Around the time, the industry was very exercised about a number of features that alledgedly made PP Smalltalk bad:

- non-native widgets (emulated) for windows - who cares now;

- principal deployment as a single process, not natively multi-threaded, using internal virtual threads - which actually scales better;

- must be able to run in the browser like java applets - :-)

- can't get my head round "image" model, must have individual files

This was all FUD. Developing in VisualWorks with Envy (Gemstone) centralised version control was a blissful experience I haven't seen bettered.

But yes, Smalltalk and C++ faced off in industry for a number of years for the crown and then along came Java on the OSS tidal wave that effectively destroyed the business model for VisualWorks that relied on expensive licences.


Ironically the whole way modern IDEs work with virtual filesystems, or the LSP approach, aren't much different than putting an image like layer on top of traditional filesystems.

And still don't have quite a C++ IDE experience that somehow comes close to Visual Age for C++ v4 (from Smalltalk side), or Energize C++ (from Lisp side).


> Lots of things went wrong.

https://wirfs-brock.com/allen/posts/914

> non-native widgets

Digitalk’s Visual Smalltalk and IBM’s VisualAge provided native widgets.

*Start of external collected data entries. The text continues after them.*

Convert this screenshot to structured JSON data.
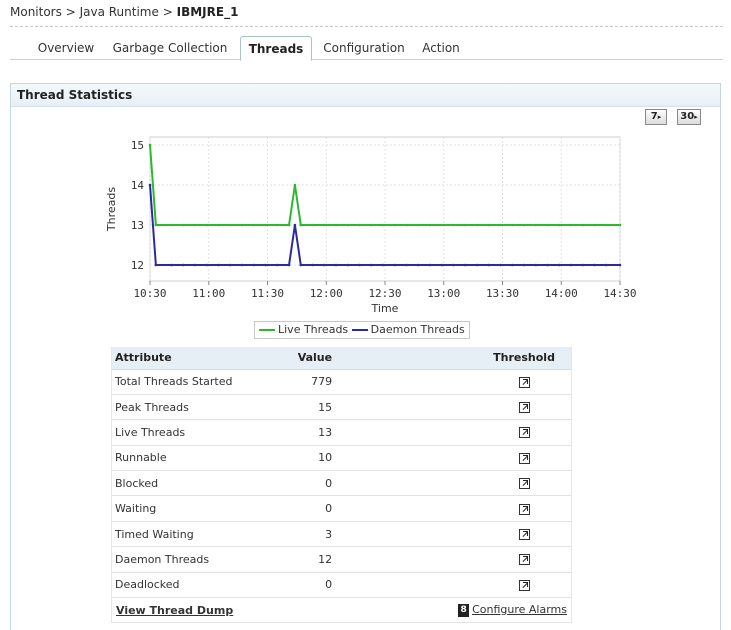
{
  "breadcrumb": {
    "items": [
      "Monitors",
      "Java Runtime"
    ],
    "separator": ">",
    "current": "IBMJRE_1"
  },
  "tabs": [
    {
      "label": "Overview",
      "active": false
    },
    {
      "label": "Garbage Collection",
      "active": false
    },
    {
      "label": "Threads",
      "active": true
    },
    {
      "label": "Configuration",
      "active": false
    },
    {
      "label": "Action",
      "active": false
    }
  ],
  "panel": {
    "title": "Thread Statistics",
    "period_buttons": [
      "7",
      "30"
    ]
  },
  "chart_data": {
    "type": "line",
    "xlabel": "Time",
    "ylabel": "Threads",
    "x_ticks": [
      "10:30",
      "11:00",
      "11:30",
      "12:00",
      "12:30",
      "13:00",
      "13:30",
      "14:00",
      "14:30"
    ],
    "y_ticks": [
      12,
      13,
      14,
      15
    ],
    "ylim": [
      11.6,
      15.2
    ],
    "grid": true,
    "legend_position": "bottom",
    "x_minutes_from_10_30": [
      0,
      3,
      11,
      17,
      23,
      29,
      35,
      41,
      47,
      53,
      59,
      65,
      71,
      74,
      77,
      83,
      89,
      95,
      101,
      107,
      113,
      119,
      125,
      131,
      137,
      143,
      149,
      155,
      161,
      167,
      173,
      179,
      185,
      191,
      197,
      203,
      209,
      215,
      221,
      227,
      233,
      240
    ],
    "series": [
      {
        "name": "Live Threads",
        "color": "#2eb82e",
        "values": [
          15,
          13,
          13,
          13,
          13,
          13,
          13,
          13,
          13,
          13,
          13,
          13,
          13,
          14,
          13,
          13,
          13,
          13,
          13,
          13,
          13,
          13,
          13,
          13,
          13,
          13,
          13,
          13,
          13,
          13,
          13,
          13,
          13,
          13,
          13,
          13,
          13,
          13,
          13,
          13,
          13,
          13
        ]
      },
      {
        "name": "Daemon Threads",
        "color": "#2b2b9e",
        "values": [
          14,
          12,
          12,
          12,
          12,
          12,
          12,
          12,
          12,
          12,
          12,
          12,
          12,
          13,
          12,
          12,
          12,
          12,
          12,
          12,
          12,
          12,
          12,
          12,
          12,
          12,
          12,
          12,
          12,
          12,
          12,
          12,
          12,
          12,
          12,
          12,
          12,
          12,
          12,
          12,
          12,
          12
        ]
      }
    ]
  },
  "table": {
    "headers": {
      "attribute": "Attribute",
      "value": "Value",
      "threshold": "Threshold"
    },
    "rows": [
      {
        "attribute": "Total Threads Started",
        "value": "779"
      },
      {
        "attribute": "Peak Threads",
        "value": "15"
      },
      {
        "attribute": "Live Threads",
        "value": "13"
      },
      {
        "attribute": "Runnable",
        "value": "10"
      },
      {
        "attribute": "Blocked",
        "value": "0"
      },
      {
        "attribute": "Waiting",
        "value": "0"
      },
      {
        "attribute": "Timed Waiting",
        "value": "3"
      },
      {
        "attribute": "Daemon Threads",
        "value": "12"
      },
      {
        "attribute": "Deadlocked",
        "value": "0"
      }
    ]
  },
  "footer": {
    "dump_link": "View Thread Dump",
    "alarm_icon_glyph": "8",
    "alarm_link": "Configure Alarms"
  }
}
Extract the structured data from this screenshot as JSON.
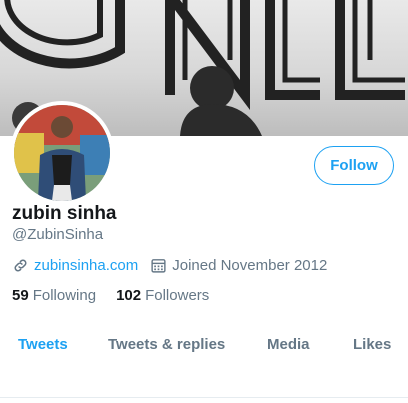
{
  "profile": {
    "name": "zubin sinha",
    "handle": "@ZubinSinha",
    "website": "zubinsinha.com",
    "joined": "Joined November 2012",
    "follow_label": "Follow"
  },
  "stats": {
    "following_count": "59",
    "following_label": "Following",
    "followers_count": "102",
    "followers_label": "Followers"
  },
  "tabs": [
    {
      "label": "Tweets",
      "active": true
    },
    {
      "label": "Tweets & replies",
      "active": false
    },
    {
      "label": "Media",
      "active": false
    },
    {
      "label": "Likes",
      "active": false
    }
  ],
  "colors": {
    "accent": "#1da1f2",
    "muted": "#657786",
    "text": "#14171a"
  },
  "icons": {
    "website": "link-icon",
    "joined": "calendar-icon"
  }
}
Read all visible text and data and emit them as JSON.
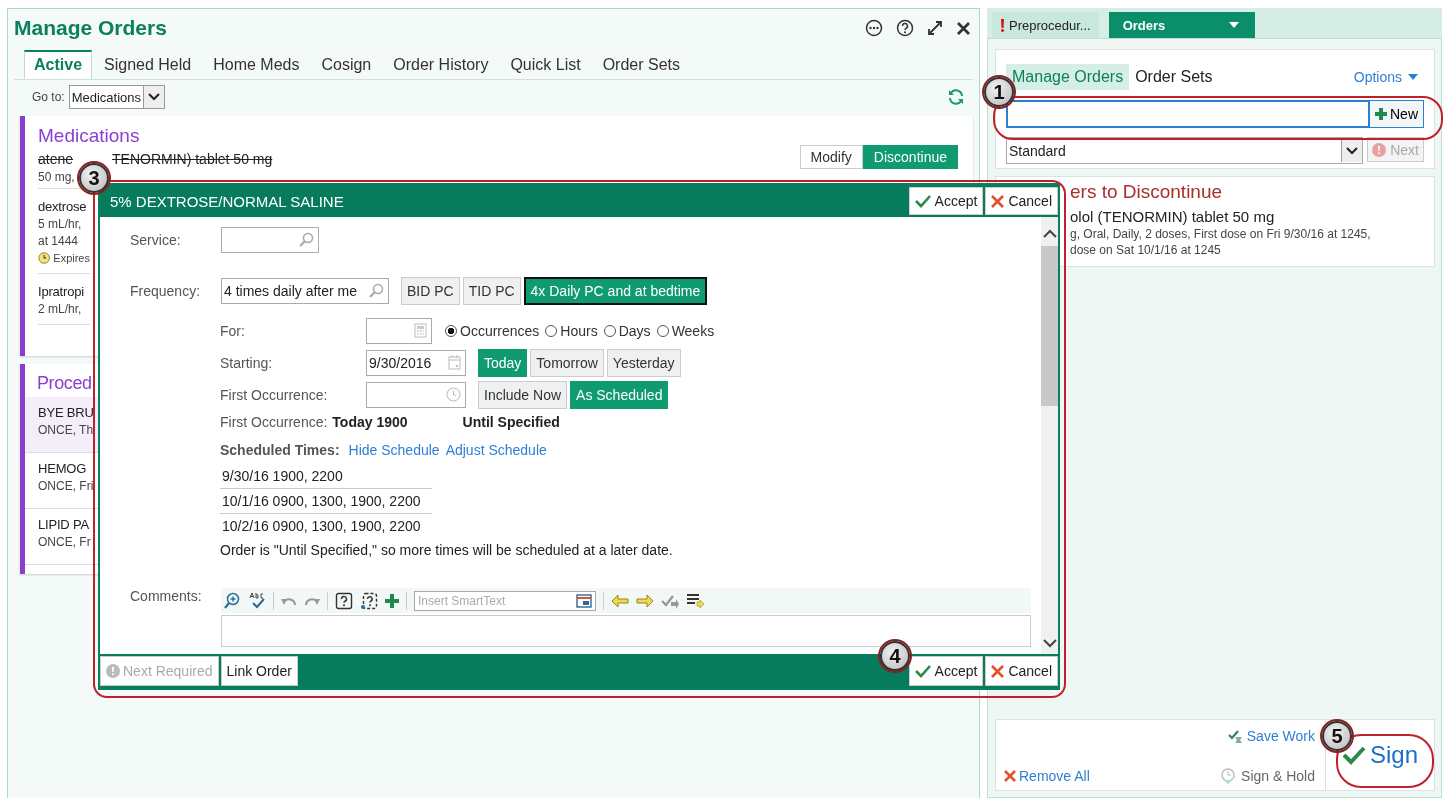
{
  "window": {
    "title": "Manage Orders"
  },
  "tabs": [
    {
      "label": "Active",
      "selected": true
    },
    {
      "label": "Signed Held",
      "selected": false
    },
    {
      "label": "Home Meds",
      "selected": false
    },
    {
      "label": "Cosign",
      "selected": false
    },
    {
      "label": "Order History",
      "selected": false
    },
    {
      "label": "Quick List",
      "selected": false
    },
    {
      "label": "Order Sets",
      "selected": false
    }
  ],
  "goto": {
    "label": "Go to:",
    "value": "Medications"
  },
  "medications": {
    "title": "Medications",
    "first_order": {
      "name_start": "atene",
      "name_end": "TENORMIN) tablet 50 mg",
      "discontinued": true,
      "detail": "50 mg,",
      "buttons": [
        {
          "label": "Modify",
          "selected": false
        },
        {
          "label": "Discontinue",
          "selected": true
        }
      ]
    },
    "orders": [
      {
        "lines": [
          "dextrose",
          "5 mL/hr,",
          "at 1444"
        ],
        "note": "Expires"
      },
      {
        "lines": [
          "Ipratropi",
          "2 mL/hr,"
        ]
      }
    ]
  },
  "procedures": {
    "title": "Proced",
    "orders": [
      {
        "name": "BYE BRU",
        "detail": "ONCE, Th",
        "selected": true
      },
      {
        "name": "HEMOG",
        "detail": "ONCE, Fri",
        "selected": false
      },
      {
        "name": "LIPID PA",
        "detail": "ONCE, Fr",
        "selected": false
      }
    ]
  },
  "dialog": {
    "badge": "3",
    "title": "5% DEXTROSE/NORMAL SALINE",
    "header_buttons": [
      "Accept",
      "Cancel"
    ],
    "service": {
      "label": "Service:"
    },
    "frequency": {
      "label": "Frequency:",
      "value": "4 times daily after me",
      "quick": [
        {
          "label": "BID PC",
          "selected": false
        },
        {
          "label": "TID PC",
          "selected": false
        },
        {
          "label": "4x Daily PC and at bedtime",
          "selected": true
        }
      ]
    },
    "for": {
      "label": "For:",
      "units": [
        {
          "label": "Occurrences",
          "selected": true
        },
        {
          "label": "Hours",
          "selected": false
        },
        {
          "label": "Days",
          "selected": false
        },
        {
          "label": "Weeks",
          "selected": false
        }
      ]
    },
    "starting": {
      "label": "Starting:",
      "value": "9/30/2016",
      "quick": [
        {
          "label": "Today",
          "selected": true
        },
        {
          "label": "Tomorrow",
          "selected": false
        },
        {
          "label": "Yesterday",
          "selected": false
        }
      ]
    },
    "first_occurrence": {
      "label": "First Occurrence:",
      "quick": [
        {
          "label": "Include Now",
          "selected": false
        },
        {
          "label": "As Scheduled",
          "selected": true
        }
      ]
    },
    "summary": {
      "label": "First Occurrence:",
      "value": "Today 1900",
      "end": "Until Specified"
    },
    "schedule": {
      "label": "Scheduled Times:",
      "links": [
        "Hide Schedule",
        "Adjust Schedule"
      ],
      "rows": [
        "9/30/16 1900, 2200",
        "10/1/16 0900, 1300, 1900, 2200",
        "10/2/16 0900, 1300, 1900, 2200"
      ],
      "note": "Order is \"Until Specified,\" so more times will be scheduled at a later date."
    },
    "comments": {
      "label": "Comments:",
      "smarttext_placeholder": "Insert SmartText"
    },
    "footer": {
      "next_required": {
        "label": "Next Required",
        "disabled": true
      },
      "link_order": "Link Order",
      "badge": "4",
      "buttons": [
        "Accept",
        "Cancel"
      ]
    }
  },
  "sidebar": {
    "tabs": [
      {
        "label": "Preprocedur...",
        "alert": true,
        "selected": false
      },
      {
        "label": "Orders",
        "alert": false,
        "selected": true
      }
    ],
    "subtabs": [
      {
        "label": "Manage Orders",
        "selected": true
      },
      {
        "label": "Order Sets",
        "selected": false
      }
    ],
    "options": "Options",
    "search": {
      "badge": "1",
      "button": "New"
    },
    "order_type": {
      "value": "Standard",
      "next": {
        "label": "Next",
        "disabled": true
      }
    },
    "discontinue": {
      "title": "ers to Discontinue",
      "name": "olol (TENORMIN) tablet 50 mg",
      "details": [
        "g, Oral, Daily, 2 doses, First dose on Fri 9/30/16 at 1245,",
        "dose on Sat 10/1/16 at 1245"
      ]
    },
    "actions": {
      "save_work": "Save Work",
      "remove_all": "Remove All",
      "sign_hold": {
        "label": "Sign & Hold",
        "disabled": true
      },
      "sign": "Sign",
      "badge": "5"
    }
  }
}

Suitable only for content consumption - only if you define content narrowly as software/apps.


And when you use that narrow definition you have to remember that all those apps were made on Apple devices.

A broader definition of content would include things you read, listen to, or watch and lots of writers, musicians, and film makers do a lot of their work on Apple hardware.

The suitable only for content consumption claim just doesn’t hold up.


Prophets are always beaten by average citizens, because prophecy is always unpleasant. It can't be otherwise. At the same time, you can't tell right away whether a person is really a prophet, because it becomes known much later. That's probably why beating them (the simplest solution) turns out to be the most observed.


> because prophecy is always unpleasant.

Not necessarily. 'Gospel' is translated as good news. The unpleasant news tends towards those within the power structure that the prophet challenges.